I am half way through the year-long Level 1 of the Internal Family Systems (IFS) training. IFS is a psychotherapeutic modality used for helping people and their therapists understand and solve the problems that bring them to therapy. And IFS helps make sense of the seemingly irrational world of eating disorders. I’d had some exposure to and experience using IFS prior to enrolling in the training, but the training is giving me a broader and deeper understanding not only of IFS, but also of how we humans work. I’m finding the process exhilarating!
IFS has little to do with families in the conventional sense. It’s based on family systems theory, which is based on general systems theory. Systems theory is a way of conceptualizing and understanding how living things work via understanding the interdependence of living things, e.g., an ecosystem. Any given group of people unconsciously operates according to the rules that govern all systems. Family systems theory, the basis of my field of study and licensure, provides a means of understanding how and why people develop certain problems. The problem is regarded as a symptom of imbalance within the family system, and an attempt by the system to correct that imbalance, given the circumstances. IFS, in turn, focuses on our internal systems, which operate internally as a family operates externally and as do all larger systems.
The basic concept of IFS is that we all have many different parts of ourselves. These different parts have different perspectives and thus often have different beliefs and goals. Poet Walt Whitman was referring to this innate multiplicity when he said, “Do I contradict myself? Very well, then I contradict myself, I am large, I contain multitudes.”
How often have you found yourself saying, “Part of me knows I should do ‘X’, but another part of me wants to do ‘Y’,” or, “Intellectually, I understand ’Y,’ but emotionally, I feel ‘Z’.” This is our instinctive awareness that we don’t operate as a unified whole. Yes, we contradict ourselves, and this is normal!
There are several different models of therapy that involve working with different parts of self. IFS focuses on the naturally protective function of parts of ourselves, and what those parts are trying to protect us from. There is no such thing as a bad part. When I first learned about IFS, this idea resonated with me because many years ago, long before I knew that I would one day be a therapist, I was seeing a therapist who said, “I believe that people are self-protective, not self-destructive.” I learned from her that even when we do things that are bad for us, our original intent is to protect ourselves from emotional discomfort or pain. And when it comes to disordered eating, protecting one’s self from emotional pain becomes the number- one priority. Undereating, overeating, purging, exercising compulsively—these behaviors are intended to increase pleasant feeling states or decrease unpleasant ones. The longer one relies on these behaviors, the more complicated things become, because more parts get involved.

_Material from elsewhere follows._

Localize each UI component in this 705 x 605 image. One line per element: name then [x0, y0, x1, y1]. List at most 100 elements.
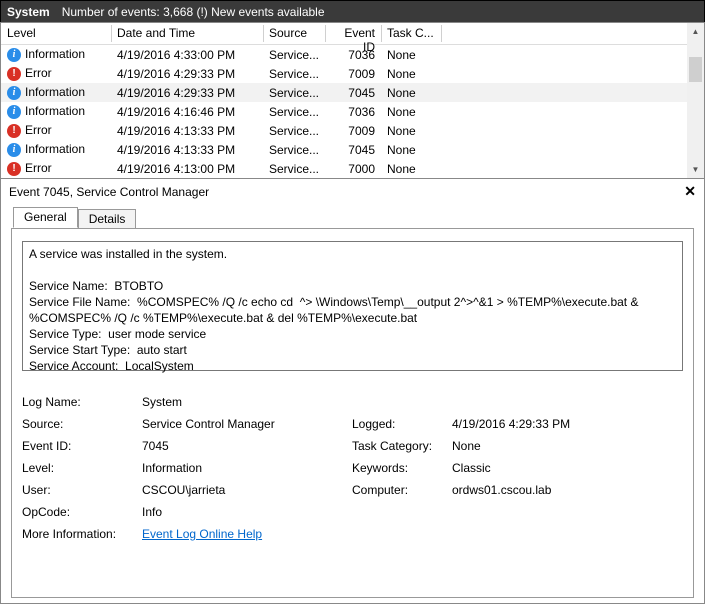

But where does this pain come from? When someone with anorexia feels anxious if she eats a normal amount of food, how did she come to acquire this anxiety? She would say that she is worried that the food is turning into fat, or that she’ll never stop eating. But why would she worry about such things, so much so that she denies herself the necessary food for her well being? Undereating is a behavior of a part that wants to protect her from the anxiety, no matter the cost to her health. What this part doesn’t know is that the anxiety comes from another part, and that the part that holds the anxiety is probably a younger part, a part that has memories of and emotions from experiences of long ago. For example, this part may hold memories and pain from things like hurt and shame due to being rejected by other kids, or of fear of not being loved by a parent because the parent put so much emphasis on her getting straight A’s that she came to believe that this was what made her loveable, to experiences involving verbal, physical or sexual abuse. These parts are referred to in IFS as “exiles,” and it’s the job of protective parts to keep these younger parts, well, exiled.
This is why simply trying to change eating behaviors won’t work in the long run. As long as the internal system is arranged in such a way that some parts are keeping other parts exiled in order to protect the person from pain, any behavior changes will be superficial and temporary. Some protective parts are really good at making rules and like to be good students and will follow an eating plan and work hard in therapy, but eventually, exiled parts will get triggered and the parts that engage in eating disordered behaviors will come to the rescue.
So, how to get out of this predicament? IFS also focuses on our true, core Self, which is not a part, but rather an essence. And distilled to its simplest form, IFS says that healing comes when we connect to parts of ourselves from Self. Self is, by nature, compassionate and curious and non-judgmental. When protective parts are seen and heard by Self, they can lead us to the exiled parts. When exiled parts are seen and heard by Self, they can get unstuck from the past and healed. And a trained therapist can guide the process of connecting someone with eating problems to his or her disordered eater parts from his or her Self, engendering not just behavior change, but true healing. Ultimately, all parts will reside with one another and Self in harmony. Yes, we are multitudes!